The sender’s address in the SMTP envelope and headers in the message itself are used by many modern MTAs to limit unsolicited junk email or spam. Services, both commercial and free, now exist on the Internet to provide lists of known spammers’ addresses. Mail can therefore be rejected based on those addresses. Surely, many spammers create messages with incorrect addreses, but those addresses are also on the lists. Some U.S. states are currently passing laws that would make such address misrepresentation a criminal offense.

Since an MTA can be made to accept mail from anywhere, a favorite attack by spammers is to use an unsuspecting MTA to relay many millions of spam messages. Therefore, MTA operators should restrict the ability of others to relay messages from arbitrary locations. Normally, messages should only be relayed if they are sent from the MTA’s own domain.

sendmail and other MTAs provide such anti-spam support. If you operate an MTA, use of the anti-spam rules is highly encouraged. If you write an MTA, please allow the use of anti-spam filters where necessary.

Types of MTAs

The most powerful and complex MTA in existence is sendmail, a general purpose MTA capable of being configured to transfer mail between a wide variety of networks. For simple mail environments, sendmail may be overkill and a simpler but less capable MTA chosen.

Consider two environments: One is a company whose single LAN is connected to the Internet, and the other is a similar company that has multiple offices and many traveling salespersons.

The first company has simple needs. They wish to send and receive mail via the Internet and locally. Any of a number of simple MTAs that handle local and Internet delivery can do the job, such as smail or qmail.

The second company’s needs are much greater. They may have executives traveling to remote locations who need to get their email via fax. Their sales staff may wish to gain access to their mailboxes whether or not they are traveling. They wish to have a single MTA that handles mail for their entire domain and yet serve their multiple offices. This company will very likely use sendmail to handle their more complex needs.

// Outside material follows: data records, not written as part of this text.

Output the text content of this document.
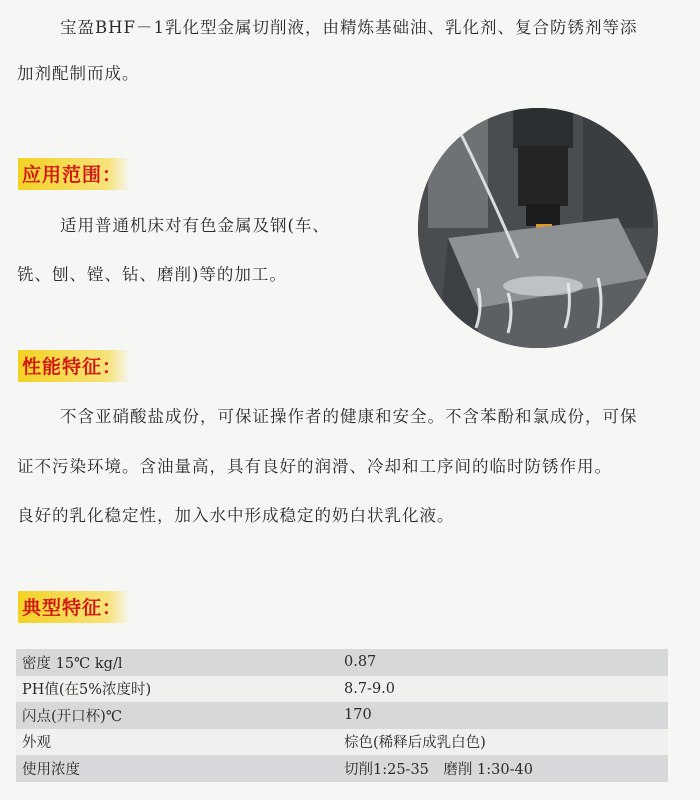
宝盈BHF－1乳化型金属切削液，由精炼基础油、乳化剂、复合防锈剂等添
加剂配制而成。
应用范围：
适用普通机床对有色金属及钢(车、
铣、刨、镗、钻、磨削)等的加工。
性能特征：
不含亚硝酸盐成份，可保证操作者的健康和安全。不含苯酚和氯成份，可保
证不污染环境。含油量高，具有良好的润滑、冷却和工序间的临时防锈作用。
良好的乳化稳定性，加入水中形成稳定的奶白状乳化液。
典型特征：
密度 15℃ kg/l	0.87
PH值(在5%浓度时)	8.7-9.0
闪点(开口杯)℃	170
外观	棕色(稀释后成乳白色)
使用浓度	切削1:25-35　磨削 1:30-40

A custom MTA may be created to allow a machine to receive mail from only one source, or just to keep a very low profile on the hardware. For example, one might create a simple MTA in Perl to allow a machine running Windows 95 to accept mail messages from a remote server without requiring a constant socket connection. In this way, the Windows desktop may receive this mail directly, without the message passing through a (perhaps complex and time-delayed) internal mail system. This technique may be used when asynchronous information needs to be passed to any machine, without modifying the normal mail system.